Le mérite de Ian McEwan est de réfléchir sur l’intelligence artificielle en ne la séparant ni des technologies qu’elle peut « animer », ni d’une enquête (qu’il se garde bien de conclure) sur ce qui distingue l’humanité du reste du vivant et de ce qu’elle est capable de créer. Jusqu’à quel point Adam est-il capable d’incohérences et de contradictions ? Dans quelle mesure a-t-il besoin des autres ? Devient-il vraiment imprévisible à lui-même ? McEwan a de plus un incontestable talent de conteur : le lecteur est constamment tenu en haleine et « communie » avec les personnages dont les sensations, intuitions et réminiscences fugitives qu’ils n’auront jamais le temps d’exprimer sont formulées de façon juste et convaincante selon la technique de transcription du flux de conscience (stream of consciousness) expérimentée par Virginia Woolf, James Joyce, William Faulkner et Claude Simon.
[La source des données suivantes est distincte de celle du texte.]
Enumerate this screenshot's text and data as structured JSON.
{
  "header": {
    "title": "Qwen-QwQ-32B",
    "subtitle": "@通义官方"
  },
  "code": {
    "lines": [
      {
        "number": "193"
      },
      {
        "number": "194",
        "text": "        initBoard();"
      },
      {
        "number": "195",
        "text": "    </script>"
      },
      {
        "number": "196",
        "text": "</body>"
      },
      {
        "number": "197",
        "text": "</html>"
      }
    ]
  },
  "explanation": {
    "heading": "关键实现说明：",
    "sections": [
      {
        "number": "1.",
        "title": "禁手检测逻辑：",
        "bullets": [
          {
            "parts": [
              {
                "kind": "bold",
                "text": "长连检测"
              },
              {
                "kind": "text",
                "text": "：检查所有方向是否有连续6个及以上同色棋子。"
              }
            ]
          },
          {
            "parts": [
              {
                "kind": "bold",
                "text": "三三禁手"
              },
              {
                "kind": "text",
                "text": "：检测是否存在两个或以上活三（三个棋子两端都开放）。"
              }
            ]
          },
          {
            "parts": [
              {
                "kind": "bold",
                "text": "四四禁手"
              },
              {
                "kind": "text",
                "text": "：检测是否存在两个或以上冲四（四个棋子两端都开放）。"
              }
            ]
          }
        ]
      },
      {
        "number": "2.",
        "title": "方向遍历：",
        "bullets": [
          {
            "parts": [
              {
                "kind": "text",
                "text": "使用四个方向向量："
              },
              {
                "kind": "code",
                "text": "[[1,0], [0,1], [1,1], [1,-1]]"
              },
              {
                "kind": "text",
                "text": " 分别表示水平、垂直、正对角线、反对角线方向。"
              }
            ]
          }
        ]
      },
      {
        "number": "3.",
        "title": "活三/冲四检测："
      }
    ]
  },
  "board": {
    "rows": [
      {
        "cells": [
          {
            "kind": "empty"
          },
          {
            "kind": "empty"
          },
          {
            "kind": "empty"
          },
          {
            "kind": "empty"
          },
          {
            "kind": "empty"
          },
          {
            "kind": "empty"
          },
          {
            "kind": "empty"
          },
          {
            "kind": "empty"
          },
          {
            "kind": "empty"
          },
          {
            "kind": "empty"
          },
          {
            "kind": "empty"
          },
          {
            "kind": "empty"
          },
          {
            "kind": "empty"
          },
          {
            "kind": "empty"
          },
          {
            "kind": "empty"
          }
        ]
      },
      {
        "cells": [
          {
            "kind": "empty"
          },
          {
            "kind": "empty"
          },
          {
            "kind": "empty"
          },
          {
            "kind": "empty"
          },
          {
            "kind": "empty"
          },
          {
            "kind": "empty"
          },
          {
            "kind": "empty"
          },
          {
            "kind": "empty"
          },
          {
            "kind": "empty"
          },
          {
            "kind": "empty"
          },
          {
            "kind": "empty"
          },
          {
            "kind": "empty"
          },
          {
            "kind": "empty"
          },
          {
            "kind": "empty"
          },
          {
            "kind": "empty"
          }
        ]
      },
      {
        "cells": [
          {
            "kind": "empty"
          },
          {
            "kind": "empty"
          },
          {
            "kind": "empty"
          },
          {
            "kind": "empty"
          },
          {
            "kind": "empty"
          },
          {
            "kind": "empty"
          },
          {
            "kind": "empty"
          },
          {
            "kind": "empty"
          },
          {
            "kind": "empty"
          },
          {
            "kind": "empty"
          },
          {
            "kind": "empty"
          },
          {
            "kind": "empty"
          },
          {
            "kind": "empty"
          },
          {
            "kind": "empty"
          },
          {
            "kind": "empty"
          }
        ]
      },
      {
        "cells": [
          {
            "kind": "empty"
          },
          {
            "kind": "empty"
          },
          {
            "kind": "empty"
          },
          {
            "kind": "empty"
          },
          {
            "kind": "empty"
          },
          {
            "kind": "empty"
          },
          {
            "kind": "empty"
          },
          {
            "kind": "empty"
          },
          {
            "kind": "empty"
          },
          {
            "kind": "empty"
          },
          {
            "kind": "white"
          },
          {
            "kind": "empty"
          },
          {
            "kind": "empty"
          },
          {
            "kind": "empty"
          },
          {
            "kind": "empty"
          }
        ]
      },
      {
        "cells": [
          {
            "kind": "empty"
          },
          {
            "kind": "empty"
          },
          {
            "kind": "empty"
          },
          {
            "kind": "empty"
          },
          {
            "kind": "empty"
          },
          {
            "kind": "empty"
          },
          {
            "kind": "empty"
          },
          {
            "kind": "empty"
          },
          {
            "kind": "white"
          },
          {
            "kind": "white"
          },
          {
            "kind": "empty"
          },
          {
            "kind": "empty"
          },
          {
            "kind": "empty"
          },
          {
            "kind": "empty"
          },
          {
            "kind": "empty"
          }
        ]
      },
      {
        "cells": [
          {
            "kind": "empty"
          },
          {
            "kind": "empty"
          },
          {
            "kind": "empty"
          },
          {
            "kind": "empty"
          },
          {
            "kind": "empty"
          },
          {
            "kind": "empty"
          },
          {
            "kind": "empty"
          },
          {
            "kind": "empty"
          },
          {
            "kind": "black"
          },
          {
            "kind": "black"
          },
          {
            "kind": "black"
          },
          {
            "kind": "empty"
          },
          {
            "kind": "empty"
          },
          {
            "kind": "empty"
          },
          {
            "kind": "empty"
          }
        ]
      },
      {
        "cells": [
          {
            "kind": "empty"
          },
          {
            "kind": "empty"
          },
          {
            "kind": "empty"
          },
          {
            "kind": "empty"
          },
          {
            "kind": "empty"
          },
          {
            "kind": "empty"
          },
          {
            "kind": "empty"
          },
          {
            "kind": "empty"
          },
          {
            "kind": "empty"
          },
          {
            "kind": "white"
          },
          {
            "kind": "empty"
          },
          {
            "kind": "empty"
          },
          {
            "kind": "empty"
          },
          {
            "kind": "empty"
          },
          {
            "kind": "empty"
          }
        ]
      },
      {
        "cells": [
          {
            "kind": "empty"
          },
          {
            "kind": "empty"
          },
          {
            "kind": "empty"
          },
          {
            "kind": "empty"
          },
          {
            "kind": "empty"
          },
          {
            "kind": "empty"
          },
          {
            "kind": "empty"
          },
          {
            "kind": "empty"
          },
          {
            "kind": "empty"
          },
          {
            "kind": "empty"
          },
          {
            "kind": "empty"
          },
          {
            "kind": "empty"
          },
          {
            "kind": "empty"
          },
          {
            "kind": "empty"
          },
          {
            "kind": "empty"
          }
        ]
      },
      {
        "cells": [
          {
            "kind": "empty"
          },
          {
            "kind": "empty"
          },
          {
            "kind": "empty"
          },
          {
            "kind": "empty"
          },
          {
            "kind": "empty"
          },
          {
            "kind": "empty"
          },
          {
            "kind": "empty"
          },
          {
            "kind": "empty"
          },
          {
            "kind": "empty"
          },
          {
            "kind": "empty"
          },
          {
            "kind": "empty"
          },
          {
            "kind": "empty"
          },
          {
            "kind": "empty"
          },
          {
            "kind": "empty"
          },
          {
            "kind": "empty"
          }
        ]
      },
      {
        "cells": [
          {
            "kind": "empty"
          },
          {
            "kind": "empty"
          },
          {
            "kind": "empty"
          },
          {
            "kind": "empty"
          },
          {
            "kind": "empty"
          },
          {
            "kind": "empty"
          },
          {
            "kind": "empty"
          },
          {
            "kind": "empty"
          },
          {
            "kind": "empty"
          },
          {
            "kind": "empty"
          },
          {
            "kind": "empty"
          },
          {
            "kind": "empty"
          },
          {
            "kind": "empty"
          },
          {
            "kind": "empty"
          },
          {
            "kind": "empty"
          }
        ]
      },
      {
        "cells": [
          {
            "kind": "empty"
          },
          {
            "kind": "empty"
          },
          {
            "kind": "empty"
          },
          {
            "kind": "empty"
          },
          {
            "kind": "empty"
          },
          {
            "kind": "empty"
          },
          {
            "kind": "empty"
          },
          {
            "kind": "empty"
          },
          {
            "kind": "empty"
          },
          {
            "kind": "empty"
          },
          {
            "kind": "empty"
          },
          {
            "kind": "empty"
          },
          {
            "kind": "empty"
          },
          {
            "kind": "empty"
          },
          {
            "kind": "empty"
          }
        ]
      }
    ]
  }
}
Les références littéraires sont multiples, confirmant la thèse déjà présentée par l’auteur dans Expiation que la littérature modèle la réalité au moins autant qu’elle y puise des matériaux. Charlie reconnaît d’ailleurs que ce sont ses lectures qui lui ont donné l’idée d’acquérir un androïde. Enfin, le refaçonnage d’un passé assez récent éclaire l’actualité du Brexit et souligne la minceur des événements qui altèrent le cours de l’Histoire.